Luigi XVI era un sovrano assoluto, però stava a sentire la moglie, gli amici della moglie, i nobili, i preti… finì ghigliottinato, è vero, ma la rivoluzione seguente non riformò quasi nulla, finché Napoleone, chiuso in un castello a Saint Cloud, non emanò una raffica di decreti (tra cui quello funebre di foscoliana memoria), decreti ancora funzionali nelle strutture dello Stato moderno.
Per venire a noi, la scuola, gli orari di lavoro, la previdenza e un sacco di altre cose datano 1923-4 con i Regi Decreti; anch’essi tuttora vigenti. L’elenco è chilometrico.

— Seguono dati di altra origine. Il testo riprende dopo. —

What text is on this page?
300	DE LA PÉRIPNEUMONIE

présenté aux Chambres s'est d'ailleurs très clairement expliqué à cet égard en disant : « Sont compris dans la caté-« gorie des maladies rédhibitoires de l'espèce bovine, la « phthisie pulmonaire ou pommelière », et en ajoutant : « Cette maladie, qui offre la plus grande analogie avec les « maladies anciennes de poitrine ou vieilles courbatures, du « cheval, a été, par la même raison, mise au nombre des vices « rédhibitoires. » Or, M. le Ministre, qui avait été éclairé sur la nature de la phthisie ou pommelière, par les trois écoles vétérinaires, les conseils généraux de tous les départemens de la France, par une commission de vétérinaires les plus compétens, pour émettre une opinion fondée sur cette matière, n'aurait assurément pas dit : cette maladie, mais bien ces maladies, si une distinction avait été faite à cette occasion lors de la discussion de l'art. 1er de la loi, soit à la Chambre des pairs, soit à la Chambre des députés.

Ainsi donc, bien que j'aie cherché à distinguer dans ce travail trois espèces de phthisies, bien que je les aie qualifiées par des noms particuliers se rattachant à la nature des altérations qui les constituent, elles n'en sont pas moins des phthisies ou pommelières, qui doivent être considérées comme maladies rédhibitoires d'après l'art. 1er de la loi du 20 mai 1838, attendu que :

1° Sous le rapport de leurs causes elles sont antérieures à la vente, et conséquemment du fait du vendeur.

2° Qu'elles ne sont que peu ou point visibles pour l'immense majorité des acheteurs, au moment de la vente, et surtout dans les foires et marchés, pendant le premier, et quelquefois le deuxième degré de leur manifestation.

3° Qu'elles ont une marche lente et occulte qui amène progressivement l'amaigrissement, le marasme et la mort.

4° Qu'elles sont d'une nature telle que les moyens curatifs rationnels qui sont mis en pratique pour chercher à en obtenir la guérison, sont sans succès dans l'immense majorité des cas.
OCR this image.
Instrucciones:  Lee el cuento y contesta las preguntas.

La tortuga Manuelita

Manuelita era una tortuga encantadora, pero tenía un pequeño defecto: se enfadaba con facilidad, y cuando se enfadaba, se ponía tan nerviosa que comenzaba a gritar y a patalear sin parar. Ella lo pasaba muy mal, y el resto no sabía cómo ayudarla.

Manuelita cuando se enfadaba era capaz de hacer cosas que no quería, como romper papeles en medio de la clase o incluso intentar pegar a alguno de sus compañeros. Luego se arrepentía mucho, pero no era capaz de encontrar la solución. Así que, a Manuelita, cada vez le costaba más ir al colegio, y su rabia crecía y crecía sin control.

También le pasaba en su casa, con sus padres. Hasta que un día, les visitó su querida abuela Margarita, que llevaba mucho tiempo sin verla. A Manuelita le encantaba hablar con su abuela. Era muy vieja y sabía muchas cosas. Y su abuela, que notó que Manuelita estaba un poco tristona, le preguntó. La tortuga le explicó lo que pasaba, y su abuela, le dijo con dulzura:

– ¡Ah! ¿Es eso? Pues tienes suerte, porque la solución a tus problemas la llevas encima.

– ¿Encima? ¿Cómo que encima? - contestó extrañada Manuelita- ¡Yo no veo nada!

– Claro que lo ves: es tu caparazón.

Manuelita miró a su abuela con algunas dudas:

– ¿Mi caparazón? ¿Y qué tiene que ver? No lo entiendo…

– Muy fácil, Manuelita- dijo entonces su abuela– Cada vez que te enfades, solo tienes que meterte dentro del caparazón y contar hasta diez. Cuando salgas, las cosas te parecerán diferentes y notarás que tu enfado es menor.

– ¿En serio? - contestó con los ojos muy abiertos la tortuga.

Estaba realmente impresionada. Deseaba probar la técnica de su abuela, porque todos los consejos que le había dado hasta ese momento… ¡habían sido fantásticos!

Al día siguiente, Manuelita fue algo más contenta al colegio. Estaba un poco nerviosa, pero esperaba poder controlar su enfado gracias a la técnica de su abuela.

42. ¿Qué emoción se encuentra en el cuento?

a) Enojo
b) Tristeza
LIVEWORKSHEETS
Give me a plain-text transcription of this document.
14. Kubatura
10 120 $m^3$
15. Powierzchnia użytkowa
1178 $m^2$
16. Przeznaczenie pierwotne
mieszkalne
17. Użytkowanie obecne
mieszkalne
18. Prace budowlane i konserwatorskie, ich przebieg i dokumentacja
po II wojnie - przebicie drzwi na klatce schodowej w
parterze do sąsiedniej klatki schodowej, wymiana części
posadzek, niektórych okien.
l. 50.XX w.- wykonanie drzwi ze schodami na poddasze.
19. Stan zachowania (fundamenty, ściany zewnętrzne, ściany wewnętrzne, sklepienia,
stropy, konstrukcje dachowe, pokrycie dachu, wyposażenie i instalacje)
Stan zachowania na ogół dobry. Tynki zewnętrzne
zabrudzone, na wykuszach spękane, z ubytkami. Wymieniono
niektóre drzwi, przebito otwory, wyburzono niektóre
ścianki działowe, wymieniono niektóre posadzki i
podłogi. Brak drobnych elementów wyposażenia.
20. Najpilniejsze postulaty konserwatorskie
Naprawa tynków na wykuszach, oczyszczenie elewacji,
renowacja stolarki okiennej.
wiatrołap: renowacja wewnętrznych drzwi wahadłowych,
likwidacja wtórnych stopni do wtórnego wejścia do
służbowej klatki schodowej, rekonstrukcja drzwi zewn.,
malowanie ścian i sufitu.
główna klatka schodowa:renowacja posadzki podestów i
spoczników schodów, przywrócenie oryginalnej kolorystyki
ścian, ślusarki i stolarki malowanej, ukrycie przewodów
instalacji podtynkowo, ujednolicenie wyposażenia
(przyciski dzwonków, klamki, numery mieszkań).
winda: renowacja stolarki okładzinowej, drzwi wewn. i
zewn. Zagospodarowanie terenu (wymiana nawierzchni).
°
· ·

Ovvio che qualcuno abbia trovato da ridire anche sulla Riforma Gentile, sugli Editti di Saint Cloud, sui calcoli di Sosigene e di Giglio: ma intanto si fecero.
Se io fossi, diciamo così, Napoleone, inizierei con la riforma della burocrazia, che è il cancro dell’Italia. Abolirei con una firma la legge Bersani: l’autonomia della burocrazia non ha liberato la patria dai politici corrotti, ma a quelli ha aggiunto la corruzione dei burocrati, più la legittimazione della pigrizia. Ridurrei all’osso i controlli, aumentando fino alla stelle le pene per la responsabilità personale non solo dei furti ma soprattutto dei ritardi; anche perché spesso il burocrate ritarda per arrivare al furto!
Riformerei la scuola, abolendo il 95% delle cartacce cartacee o elettroniche, e restituendo ai professori la libertà d’insegnamento sancita da Gentile, con relativa responsabilità.
Sgraverei i cittadini della maggior parte dei balzelli: oggi un falegname – ammesso ne sia rimasto uno – passa più tempo a pagare imposte che ad intagliare il legno. Poche tasse, ma tutti e subito.
Riforme politiche? Elezione per collegi uninominali a maggioritario secco. Un centinaio di deputati eletti; e una camera corporativa. Entrambe, riunite ogni quattro mesi, e solo se hanno qualcosa di serio da dire.
Eccetera. Ovvio che tanti non sarebbero d’accordo. Ovvio che me ne impipo.
Ma siccome Napoleone fui solo nel 1958, continuerò ad invecchiare aspettando la riforma della costituzione più bella del mondo, ogni due giorni annunziate e rinviate ogni due giorni. A quando? A babbo morto.